Wir legen immer mehr Abstand zwischen uns und der Stadt, kommen den Bergen näher. Auch sie sind bedeckt von dem Schnee, welcher fleißig auf uns niederrieselt. Die Schneedecke verleiht den Bergen etwas unheimliches, als würde es etwas vor uns verstecken wollen. 
Jegliches Zeitgefühl habe ich verloren. Lediglich die Sonne über uns lässt mich grob schätzen, dass es bereits Nachmittag sein muss, als wir die Berge erreichen und uns umsehen. Auf den ersten Blick wirkt alles ruhig und normal, allerdings trügt der Schein. Irgendwas stimmt nicht, man kann es geradezu in der Luft spüren.

„Riechst du das auch?" 

Valeria sieht angespannt um sich und auch ich beäuge die Umgebung nun genauer. Wieso ist uns dies nicht schon vorher aufgefallen?
„Wenn du das Blut und den Geruch nach Vampiren meinst, dann ja."
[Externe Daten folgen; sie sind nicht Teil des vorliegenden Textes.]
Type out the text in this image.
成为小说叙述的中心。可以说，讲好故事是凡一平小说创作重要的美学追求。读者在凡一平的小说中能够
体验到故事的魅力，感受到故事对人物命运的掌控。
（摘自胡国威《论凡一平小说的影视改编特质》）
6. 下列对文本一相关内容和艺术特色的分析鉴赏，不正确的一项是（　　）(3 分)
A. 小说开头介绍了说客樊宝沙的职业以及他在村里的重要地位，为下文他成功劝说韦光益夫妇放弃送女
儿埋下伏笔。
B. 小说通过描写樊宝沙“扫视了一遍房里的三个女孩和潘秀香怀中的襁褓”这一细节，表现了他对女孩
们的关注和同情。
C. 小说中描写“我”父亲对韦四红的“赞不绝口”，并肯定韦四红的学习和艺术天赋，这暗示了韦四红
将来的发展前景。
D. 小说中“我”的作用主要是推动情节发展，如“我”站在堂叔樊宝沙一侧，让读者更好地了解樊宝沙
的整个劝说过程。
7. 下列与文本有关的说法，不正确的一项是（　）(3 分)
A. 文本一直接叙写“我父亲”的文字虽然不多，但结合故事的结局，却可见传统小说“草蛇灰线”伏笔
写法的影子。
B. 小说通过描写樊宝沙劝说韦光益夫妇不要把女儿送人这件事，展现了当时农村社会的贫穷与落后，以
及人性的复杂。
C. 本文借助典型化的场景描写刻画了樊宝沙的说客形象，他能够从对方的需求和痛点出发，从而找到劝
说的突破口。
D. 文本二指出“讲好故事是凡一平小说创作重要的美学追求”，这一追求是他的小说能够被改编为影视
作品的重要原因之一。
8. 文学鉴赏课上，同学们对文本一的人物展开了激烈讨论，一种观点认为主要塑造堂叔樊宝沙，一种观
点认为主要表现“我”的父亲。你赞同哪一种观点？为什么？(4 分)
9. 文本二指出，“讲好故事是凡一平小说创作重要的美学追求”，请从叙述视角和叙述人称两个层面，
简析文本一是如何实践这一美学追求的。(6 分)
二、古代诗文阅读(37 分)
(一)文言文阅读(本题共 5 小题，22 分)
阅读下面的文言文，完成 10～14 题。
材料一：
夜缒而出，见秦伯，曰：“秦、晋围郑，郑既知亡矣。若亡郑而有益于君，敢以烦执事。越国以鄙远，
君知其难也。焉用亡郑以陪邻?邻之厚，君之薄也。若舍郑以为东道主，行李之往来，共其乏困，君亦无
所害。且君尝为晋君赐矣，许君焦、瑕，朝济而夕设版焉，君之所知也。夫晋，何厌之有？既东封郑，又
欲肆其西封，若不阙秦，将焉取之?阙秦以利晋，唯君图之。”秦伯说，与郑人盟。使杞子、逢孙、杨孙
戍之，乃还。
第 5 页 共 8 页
Wir folgen dem verdächtigen Geruch und tatsächlich - hinter einem Schutt von Brocken scheint eine kleine Höhle zu liegen, dessen Eingang sich genau hier befindet. Für Unerfahrene nicht deutlich erkennbar, doch für Einheimische verdächtig. Leise schlüpfen wir durch den kleinen Eingang und laufen einen langen dunklen Gang entlang. Da er nicht beleuchtet ist würden Menschen womöglich wieder kehrt machen. Vampir Augen jedoch sind um einiges ausgeprägter, daher ist es für uns nicht schwer den Weg erkennen zu können.

Sobald wir am Ende des Tunnels angelangen traue ich meinen Augen kaum. Damit hatte ich ganz sicher nicht gerechnet, so etwas zu entdecken, genauso wenig wie meine Schwester. Inmitten dieser Gebirge befindet sich ein eigenes kleines Dorf, mit standhaften Häusern. So etwas habe ich noch nie gesehen und frage mich wie lange dies schon existieren muss. Bevor wir aber weitergehen können werden wir von zwei Männern, die anscheinend hier als Wachen stehen, aufgehalten, die ihre Waffen zücken wollen.
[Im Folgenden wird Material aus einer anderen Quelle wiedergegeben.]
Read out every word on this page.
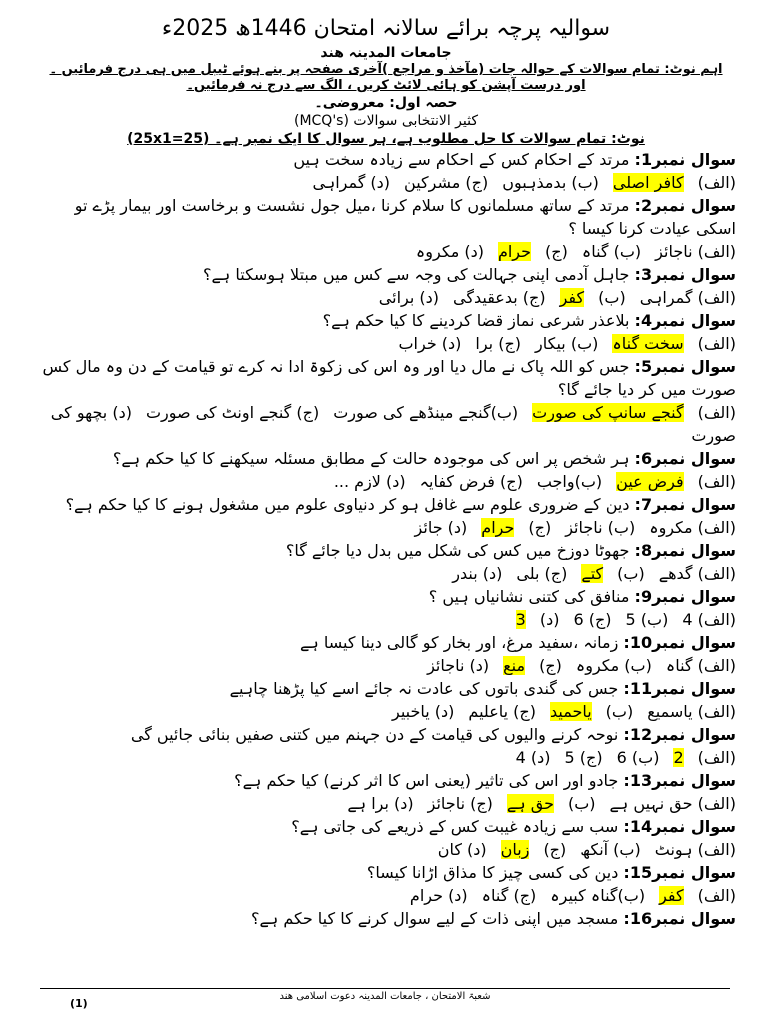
سوالیہ پرچہ برائے سالانہ امتحان 1446ھ 2025ء
جامعات المدینہ ھند
اہم نوٹ: تمام سوالات کے حوالہ جات (مآخذ و مراجع )آخری صفحہ پر بنے ہوئے ٹیبل میں ہی درج فرمائیں ۔
اور درست آپشن کو ہائی لائٹ کریں ، الگ سے درج نہ فرمائیں۔
حصہ اول: معروضی۔
کثیر الانتخابی سوالات (MCQ's)
نوٹ: تمام سوالات کا حل مطلوب ہے، ہر سوال کا ایک نمبر ہے۔ (25x1=25)
سوال نمبر1: مرتد کے احکام کس کے احکام سے زیادہ سخت ہیں
(الف)کافر اصلی(ب) بدمذہبوں(ج) مشرکین(د) گمراہی
سوال نمبر2: مرتد کے ساتھ مسلمانوں کا سلام کرنا ،میل جول نشست و برخاست اور بیمار پڑے تو اسکی عیادت کرنا کیسا ؟
(الف) ناجائز(ب) گناہ(ج)حرام(د) مکروہ
سوال نمبر3: جاہل آدمی اپنی جہالت کی وجہ سے کس میں مبتلا ہوسکتا ہے؟
(الف) گمراہی(ب)کفر(ج) بدعقیدگی(د) برائی
سوال نمبر4: بلاعذر شرعی نماز قضا کردینے کا کیا حکم ہے؟
(الف)سخت گناہ(ب) بیکار(ج) برا(د) خراب
سوال نمبر5: جس کو اللہ پاک نے مال دیا اور وہ اس کی زکوۃ ادا نہ کرے تو قیامت کے دن وہ مال کس صورت میں کر دیا جائے گا؟
(الف)گنجے سانپ کی صورت(ب)گنجے مینڈھے کی صورت(ج) گنجے اونٹ کی صورت(د) بچھو کی صورت
سوال نمبر6: ہر شخص پر اس کی موجودہ حالت کے مطابق مسئلہ سیکھنے کا کیا حکم ہے؟
(الف)فرض عین(ب)واجب(ج) فرض کفایہ(د) لازم ...
سوال نمبر7: دین کے ضروری علوم سے غافل ہو کر دنیاوی علوم میں مشغول ہونے کا کیا حکم ہے؟
(الف) مکروہ(ب) ناجائز(ج)حرام(د) جائز
سوال نمبر8: جھوٹا دوزخ میں کس کی شکل میں بدل دیا جائے گا؟
(الف) گدھے(ب)کتے(ج) بلی(د) بندر
سوال نمبر9: منافق کی کتنی نشانیاں ہیں ؟
(الف) 4(ب) 5(ج) 6(د)3
سوال نمبر10: زمانہ ،سفید مرغ، اور بخار کو گالی دینا کیسا ہے
(الف) گناہ(ب) مکروہ(ج)منع(د) ناجائز
سوال نمبر11: جس کی گندی باتوں کی عادت نہ جائے اسے کیا پڑھنا چاہیے
(الف) یاسمیع(ب)یاحمید(ج) یاعلیم(د) یاخبیر
سوال نمبر12: نوحہ کرنے والیوں کی قیامت کے دن جہنم میں کتنی صفیں بنائی جائیں گی
(الف)2(ب) 6(ج) 5(د) 4
سوال نمبر13: جادو اور اس کی تاثیر (یعنی اس کا اثر کرنے) کیا حکم ہے؟
(الف) حق نہیں ہے(ب)حق ہے(ج) ناجائز(د) برا ہے
سوال نمبر14: سب سے زیادہ غیبت کس کے ذریعے کی جاتی ہے؟
(الف) ہونٹ(ب) آنکھ(ج)زبان(د) کان
سوال نمبر15: دین کی کسی چیز کا مذاق اڑانا کیسا؟
(الف)کفر(ب)گناہ کبیرہ(ج) گناہ(د) حرام
سوال نمبر16: مسجد میں اپنی ذات کے لیے سوال کرنے کا کیا حکم ہے؟
شعبۃ الامتحان ، جامعات المدینہ دعوت اسلامی ھند
(1)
„Wer seid ihr und wie habt ihr uns gefunden?"

Ihre Augen leuchten rot auf und sofort stelle ich mich vor Valeria, spüre wie Wut in mir hochsteigt. Bei meinem Anblick lockern sich ihre Griffe um ihre Waffen und ein Schmunzeln legt sich auf das Gesicht des Mannes links von uns, sobald seine Augen genauer über uns wandern. „Die Schönheitsschwestern scheinen wohl zu leben und sich der Unsterblichkeit angeschlossen zu haben, interessant. Was verschlägt euch hierher?"

Skeptisch betrachte ich ihn als auch den anderen Mann, dessen Blick ebenfalls über uns gleitet. Es erinnert mich an die Zeit, in der ich noch menschlich war, nicht über die Kraft verfügt habe wie jetzt. Nicht viel hätte ausrichten können, wenn sie versucht hätten etwas gegen meinen Willen zu tun. „Wir sind zufällig auf diesen Ort gestoßen.", beantworte ich seine Frage, ohne auf den Kommentar über uns einzugehen. „Wenn es nichts ausmacht würden wir uns gerne umsehen."

„Natürlich. Unseresgleichen ist hier stets willkommen. Doch bedenkt, dass dieser Ort hier im geheimen existiert. Es hat oberste Priorität, dass es auch so bleibt. Ihr könnt ein- und ausgehen, solange ihr Stillschweigen bewahrt."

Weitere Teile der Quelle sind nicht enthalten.